Unbedenkliche Alternativen
Die Chemikalien sollen die Baumwoll-Scheine vor dem Verblassen schützen. Die Textilindustrie nutze aber bereits unbedenkliche Alternativen, um Farben in Kleidung zu stabilisieren.
Nickel-Allergiker könnten beim Münzgeld „nur beobachten, ob sie reagieren und dann Vorsichtsmaßnahmen ergreifen“, rät das Blatt.
Sie sollten die nickelhaltigen Ein- und Zwei-Euro-Stücke nicht lange vor dem Benutzen in der Hand halten und nicht lose in der Manteltasche aufbewahren, wo sie mit den Händen in Berührung kommen.
„Wer sehr häufig mit den Münzen zu tun hat, sollte möglicherweise vorbeugend Handschuhe tragen.“
Presseberichten zufolge bekamen Tester durch Ein-Euro- und Zwei-Euro-Münzen Hautausschlag.
Seit Monaten in der Kritik
Allergologen kritisieren den Nickel-Einsatz beim Euro-Münzgeld seit Monaten. Die Nickelindustrie beteuert dagegen, bei normalem Gebrauch der Geldstücke sei der Nickelgehalt völlig „harmlos“. Jahrzehntelang sei der Stoff in Münzen auf der ganzen Welt eingesetzt worden, ohne dass es schwer wiegende Hautprobleme gegeben habe.
Das Bundesfinanzministerium betont nach Angaben der Financial Times Deutschland, in Euros sei nur noch halb so viel Nickel enthalten wie in den D-Mark-Münzen. Der Euro sei daher „allergologisch unbedenklicher“.
Nickel für die Kontrolle in den Automaten
Nur Nickel habe zudem die elektrischen und magnetischen Eigenschaften, die eine Kontrolle der Münzen in Automaten zuließen.

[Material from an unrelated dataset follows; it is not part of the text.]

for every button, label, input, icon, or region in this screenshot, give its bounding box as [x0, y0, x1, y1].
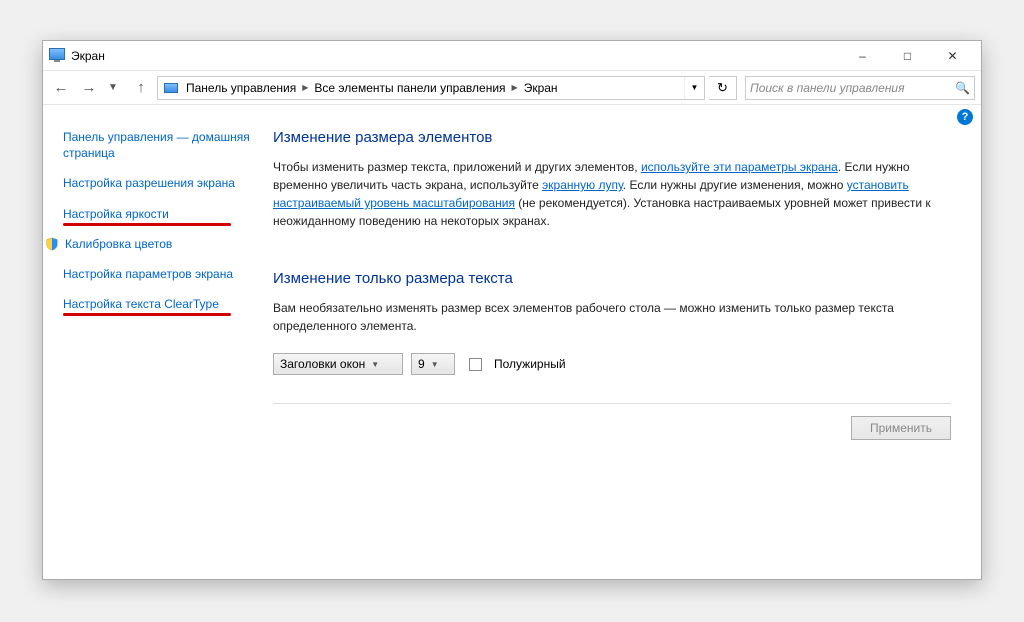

Die Zwei-Euro-Münzen haben außen einen weißlichen Rand aus Kupfer-Nickel, innen bestehen sie aus drei gelb schimmernden Schichten: Nickelmessing, Nickel und nochmals Nickelmessing.
Die ebenfalls leicht magnetischen Ein-Euro-Münzen bestehen außen aus gelbem Nickelmessing und innen aus drei weiß schimmernden Schichten - Kupfer-Nickel, Nickel und noch einmal Kupfer-Nickel.
10, 20 und 50 Cent sind aus der „Nordisches Gold“ getauften gelblichen Legierung aus Kupfer, Aluminium, Zink und Zinn; sie sind nicht magnetisch.